FWIW, I am a climate change agnostic, sliding toward believer, but that quote about GMO flowers sets my greedy capitalist detector pinging. Faux green is the color of money.
It's worth remembering, too, that the real problem here is lousy journalism. People can spew out all the BS ideas they like, but it takes a news outlet to give them wide currency.
hahaha!
i forgot to check the thing where it tells me when someone posts after me.
i'm wasting precious carbon as i type and headbob to electronica!
...there is no way out.
none.
BitterGrace:
Rajendra Pachauri (head of the UN's climate change panel) is up to his eyeballs in conflict of interest. Nobel Laureate & Academy Award Winner Al Gore's many green investments will profit handsomely from government control of the carbon economy; at least he's putting his money where his mouth is.
Apparently personal financial interests disqualify one from the debate only when one defends nuclear energy or clean coal, at least in the media's eyes.

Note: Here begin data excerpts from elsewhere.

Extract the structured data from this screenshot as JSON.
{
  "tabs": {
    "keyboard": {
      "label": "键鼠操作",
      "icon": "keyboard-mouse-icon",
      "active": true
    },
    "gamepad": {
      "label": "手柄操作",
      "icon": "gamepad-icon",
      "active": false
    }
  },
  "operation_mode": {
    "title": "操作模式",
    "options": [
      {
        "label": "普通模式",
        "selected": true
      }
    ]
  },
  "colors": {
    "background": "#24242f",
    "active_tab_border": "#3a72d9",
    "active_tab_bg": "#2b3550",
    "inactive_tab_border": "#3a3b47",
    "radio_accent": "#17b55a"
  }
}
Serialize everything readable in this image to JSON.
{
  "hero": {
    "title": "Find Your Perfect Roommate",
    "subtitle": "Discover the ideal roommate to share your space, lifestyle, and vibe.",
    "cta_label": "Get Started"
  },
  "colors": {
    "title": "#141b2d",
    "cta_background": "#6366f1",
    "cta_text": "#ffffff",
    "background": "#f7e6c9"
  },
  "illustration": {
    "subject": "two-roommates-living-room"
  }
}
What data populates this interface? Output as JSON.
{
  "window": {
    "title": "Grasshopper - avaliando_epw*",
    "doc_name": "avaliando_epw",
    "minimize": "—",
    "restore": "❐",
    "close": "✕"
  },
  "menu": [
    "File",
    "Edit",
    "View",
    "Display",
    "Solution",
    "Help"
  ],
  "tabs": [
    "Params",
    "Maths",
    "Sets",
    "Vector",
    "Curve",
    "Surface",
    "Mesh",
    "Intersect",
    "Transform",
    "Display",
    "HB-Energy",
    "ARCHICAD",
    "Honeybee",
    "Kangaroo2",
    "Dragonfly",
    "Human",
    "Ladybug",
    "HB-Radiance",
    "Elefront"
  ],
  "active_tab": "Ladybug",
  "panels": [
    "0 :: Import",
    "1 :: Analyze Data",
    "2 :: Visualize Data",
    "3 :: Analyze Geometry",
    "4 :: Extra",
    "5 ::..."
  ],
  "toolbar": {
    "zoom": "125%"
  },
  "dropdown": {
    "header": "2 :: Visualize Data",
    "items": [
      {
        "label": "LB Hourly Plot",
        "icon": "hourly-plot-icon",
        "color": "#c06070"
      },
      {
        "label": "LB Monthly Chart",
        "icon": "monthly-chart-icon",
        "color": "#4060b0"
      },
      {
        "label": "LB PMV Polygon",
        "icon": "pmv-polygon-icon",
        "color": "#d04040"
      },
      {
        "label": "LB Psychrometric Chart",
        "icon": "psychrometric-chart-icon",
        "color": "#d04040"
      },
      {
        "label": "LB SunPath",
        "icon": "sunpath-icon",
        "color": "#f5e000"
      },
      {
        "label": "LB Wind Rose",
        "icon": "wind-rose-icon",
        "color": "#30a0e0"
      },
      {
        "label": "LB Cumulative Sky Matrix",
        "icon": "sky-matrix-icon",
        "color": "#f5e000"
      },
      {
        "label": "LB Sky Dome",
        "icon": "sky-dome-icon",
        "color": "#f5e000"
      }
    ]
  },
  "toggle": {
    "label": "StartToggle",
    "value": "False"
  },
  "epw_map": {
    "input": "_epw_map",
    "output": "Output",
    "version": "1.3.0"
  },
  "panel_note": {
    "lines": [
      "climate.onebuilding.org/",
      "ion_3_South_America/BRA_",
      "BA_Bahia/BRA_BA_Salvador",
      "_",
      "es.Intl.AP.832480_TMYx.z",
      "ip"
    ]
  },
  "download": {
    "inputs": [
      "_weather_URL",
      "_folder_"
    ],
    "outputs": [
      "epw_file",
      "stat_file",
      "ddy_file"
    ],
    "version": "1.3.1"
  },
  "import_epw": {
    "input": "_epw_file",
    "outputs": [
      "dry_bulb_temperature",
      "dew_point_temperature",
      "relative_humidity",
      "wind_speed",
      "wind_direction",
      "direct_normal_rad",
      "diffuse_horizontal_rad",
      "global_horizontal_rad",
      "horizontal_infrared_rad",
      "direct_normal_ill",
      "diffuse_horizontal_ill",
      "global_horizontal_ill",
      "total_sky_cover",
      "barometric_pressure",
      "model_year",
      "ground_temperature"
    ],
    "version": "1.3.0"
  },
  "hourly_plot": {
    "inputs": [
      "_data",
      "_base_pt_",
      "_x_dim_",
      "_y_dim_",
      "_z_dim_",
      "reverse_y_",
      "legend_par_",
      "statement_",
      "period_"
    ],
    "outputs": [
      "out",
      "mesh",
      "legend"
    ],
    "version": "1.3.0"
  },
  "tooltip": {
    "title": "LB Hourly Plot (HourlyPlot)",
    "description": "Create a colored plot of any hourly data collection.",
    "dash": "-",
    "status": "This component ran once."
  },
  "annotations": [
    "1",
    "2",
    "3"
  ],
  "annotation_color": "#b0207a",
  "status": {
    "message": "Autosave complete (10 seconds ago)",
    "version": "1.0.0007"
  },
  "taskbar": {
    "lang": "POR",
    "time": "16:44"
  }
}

Skepticism is a valuable trait in a good scientist. It's something we expect from journalists too. If they aren't going to ask the hardnosed questions and follow the money, then why should we buy their newspapers?
~x~:
I wonder if circular breathing (a la Rahsaan Roland Kirk) could lower your personal CO2 emissions?
i can't even split my voice anymore, avery.
GD it all to H!
The Economist, March 20, 2010, pp 83-86 has what appears to me to be a balanced discussion of what is and is not known about climate scinece. It's not so entertaining, but I don't believe entertainment is the job of science.